11. The wireless communication device as claimed in claim 10, wherein the circuit board includes a first surface and a second surface opposite to the first surface, the radiating portion and the ground portion are mounted on the first surface, the feed portion is mounted on the second surface.

12. The wireless communication device as claimed in claim 10, wherein the metal piece defines a hole, the hole includes a first sidewall, a second sidewall opposite to the first sidewall, and a third sidewall connecting the first sidewall and the second sidewall, the broadband antenna is mounted in the hole.

13. The wireless communication device as claimed in claim 12, wherein the radiating portion includes a connecting arm and a first radiating arm perpendicularly extended from two vertical angles of the main portion in opposite directions, the first radiating arm extends to contact the second sidewall.

14. The wireless communication device as claimed in claim 13, wherein the radiating portion further includes a second radiating arm perpendicularly extended from an end of the connecting arm away from the main portion, the second radiating arm is parallel to the main portion.

15. The wireless communication device as claimed in claim 14, wherein the radiating portion further includes a third radiating arm and a fourth radiating arm perpendicularly extended from opposite ends of the second radiating arm in opposite directions, the third radiating arm extends to contact the first sidewall, the fourth radiating arm extends to contact the second sidewall and is parallel to the first radiating arm.

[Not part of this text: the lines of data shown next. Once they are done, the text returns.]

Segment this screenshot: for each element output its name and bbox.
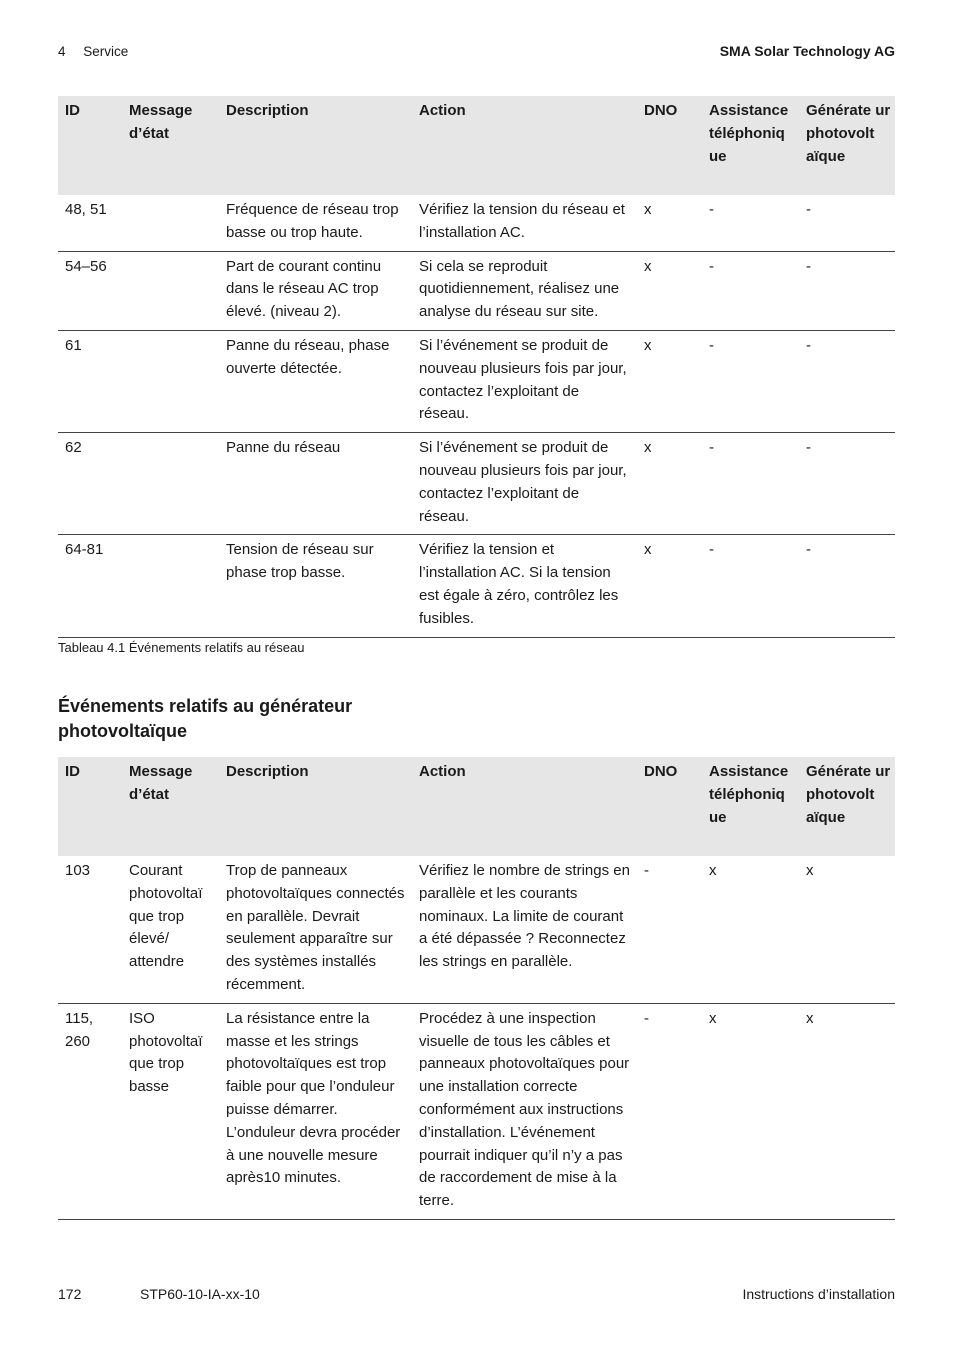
cell-action: Si l’événement se produit de nouveau plusieurs fois par jour, contactez l’exploitant de réseau.: [412, 433, 637, 535]
cell-pv-generator: x: [799, 856, 895, 1003]
chapter-title: Service: [83, 44, 129, 59]
cell-message: Courant photovoltaï que trop élevé/ attendre: [122, 856, 219, 1003]
cell-message: [122, 195, 219, 251]
cell-pv-generator: -: [799, 433, 895, 535]
cell-message: ISO photovoltaï que trop basse: [122, 1003, 219, 1219]
cell-description: Part de courant continu dans le réseau AC trop élevé. (niveau 2).: [219, 251, 412, 330]
chapter-number: 4: [58, 44, 66, 59]
table-header-row: [58, 96, 895, 195]
cell-phone-support: -: [702, 433, 799, 535]
cell-id: 61: [58, 330, 122, 432]
col-header-pv-generator: Générate ur photovolt aïque: [799, 96, 895, 195]
table-row: [58, 1003, 895, 1219]
cell-dno: x: [637, 251, 702, 330]
cell-action: Vérifiez le nombre de strings en parallèle et les courants nominaux. La limite de courant a été dépassée ? Reconnectez les strings en parallèle.: [412, 856, 637, 1003]
col-header-action: Action: [412, 96, 637, 195]
cell-pv-generator: -: [799, 535, 895, 637]
cell-message: [122, 535, 219, 637]
cell-phone-support: -: [702, 330, 799, 432]
page-number: 172: [58, 1286, 82, 1302]
running-header-chapter: [58, 44, 128, 59]
cell-phone-support: -: [702, 535, 799, 637]
cell-phone-support: x: [702, 1003, 799, 1219]
cell-dno: x: [637, 195, 702, 251]
cell-id: 64-81: [58, 535, 122, 637]
cell-pv-generator: -: [799, 330, 895, 432]
col-header-phone-support: Assistance téléphoniq ue: [702, 96, 799, 195]
table-row: [58, 856, 895, 1003]
pv-generator-events-table: [58, 757, 895, 1220]
cell-pv-generator: x: [799, 1003, 895, 1219]
document-type: Instructions d’installation: [742, 1286, 895, 1302]
company-name: SMA Solar Technology AG: [719, 43, 895, 59]
cell-message: [122, 433, 219, 535]
cell-dno: -: [637, 1003, 702, 1219]
cell-phone-support: x: [702, 856, 799, 1003]
cell-pv-generator: -: [799, 195, 895, 251]
section-title: Événements relatifs au générateur photovoltaïque: [58, 696, 353, 741]
cell-action: Si cela se reproduit quotidiennement, réalisez une analyse du réseau sur site.: [412, 251, 637, 330]
col-header-id: ID: [58, 757, 122, 856]
cell-description: La résistance entre la masse et les strings photovoltaïques est trop faible pour que l’onduleur puisse démarrer. L’onduleur devra procéder à une nouvelle mesure après10 minutes.: [219, 1003, 412, 1219]
document-code: STP60-10-IA-xx-10: [140, 1286, 260, 1302]
col-header-message: Message d’état: [122, 96, 219, 195]
cell-phone-support: -: [702, 195, 799, 251]
table-caption: Tableau 4.1 Événements relatifs au réseau: [58, 640, 305, 655]
table-row: [58, 535, 895, 637]
cell-id: 115, 260: [58, 1003, 122, 1219]
col-header-description: Description: [219, 757, 412, 856]
table-row: [58, 330, 895, 432]
col-header-action: Action: [412, 757, 637, 856]
col-header-phone-support: Assistance téléphoniq ue: [702, 757, 799, 856]
cell-action: Vérifiez la tension du réseau et l’installation AC.: [412, 195, 637, 251]
cell-description: Panne du réseau, phase ouverte détectée.: [219, 330, 412, 432]
table-row: [58, 195, 895, 251]
table-header-row: [58, 757, 895, 856]
cell-message: [122, 251, 219, 330]
cell-description: Fréquence de réseau trop basse ou trop haute.: [219, 195, 412, 251]
cell-dno: x: [637, 535, 702, 637]
cell-action: Procédez à une inspection visuelle de tous les câbles et panneaux photovoltaïques pour une installation correcte conformément aux instructions d’installation. L’événement pourrait indiquer qu’il n’y a pas de raccordement de mise à la terre.: [412, 1003, 637, 1219]
cell-description: Trop de panneaux photovoltaïques connectés en parallèle. Devrait seulement apparaître sur des systèmes installés récemment.: [219, 856, 412, 1003]
cell-pv-generator: -: [799, 251, 895, 330]
cell-description: Panne du réseau: [219, 433, 412, 535]
col-header-dno: DNO: [637, 96, 702, 195]
cell-message: [122, 330, 219, 432]
table-row: [58, 433, 895, 535]
cell-id: 54–56: [58, 251, 122, 330]
table-row: [58, 251, 895, 330]
col-header-description: Description: [219, 96, 412, 195]
cell-dno: x: [637, 330, 702, 432]
cell-dno: x: [637, 433, 702, 535]
cell-dno: -: [637, 856, 702, 1003]
cell-id: 48, 51: [58, 195, 122, 251]
cell-action: Si l’événement se produit de nouveau plusieurs fois par jour, contactez l’exploitant de réseau.: [412, 330, 637, 432]
cell-description: Tension de réseau sur phase trop basse.: [219, 535, 412, 637]
col-header-id: ID: [58, 96, 122, 195]
col-header-pv-generator: Générate ur photovolt aïque: [799, 757, 895, 856]
cell-id: 62: [58, 433, 122, 535]
col-header-dno: DNO: [637, 757, 702, 856]
cell-phone-support: -: [702, 251, 799, 330]
grid-events-table: [58, 96, 895, 638]
cell-action: Vérifiez la tension et l’installation AC. Si la tension est égale à zéro, contrôlez les fusibles.: [412, 535, 637, 637]
col-header-message: Message d’état: [122, 757, 219, 856]
cell-id: 103: [58, 856, 122, 1003]
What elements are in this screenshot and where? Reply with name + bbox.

16. The wireless communication device as claimed in claim 15, wherein the second radiating arm, the third radiating arm, and the first sidewall enclose a first slot; the first radiating arm, the main portion, the connecting arm, the second radiating arm, the fourth radiating arm, and the second sidewall enclose a second slot; the first radiating arm, the main portion, the connecting arm, the third radiating arm, the first sidewall, the third sidewall, and the second sidewall enclose a third slot.

17. The wireless communication device as claimed in claim 15, wherein the ground portion includes a first ground point, a second ground point, and a third ground point, the first ground point, the second ground point, and the third ground point are arranged on ends of the first radiating arm, the third radiating arm, and the fourth radiating arm adjacent to the metal piece, respectively.

18. The wireless communication device as claimed in claim 15, wherein the feed portion is parallel to the fourth radiating arm and is electrically connected to the first sidewall.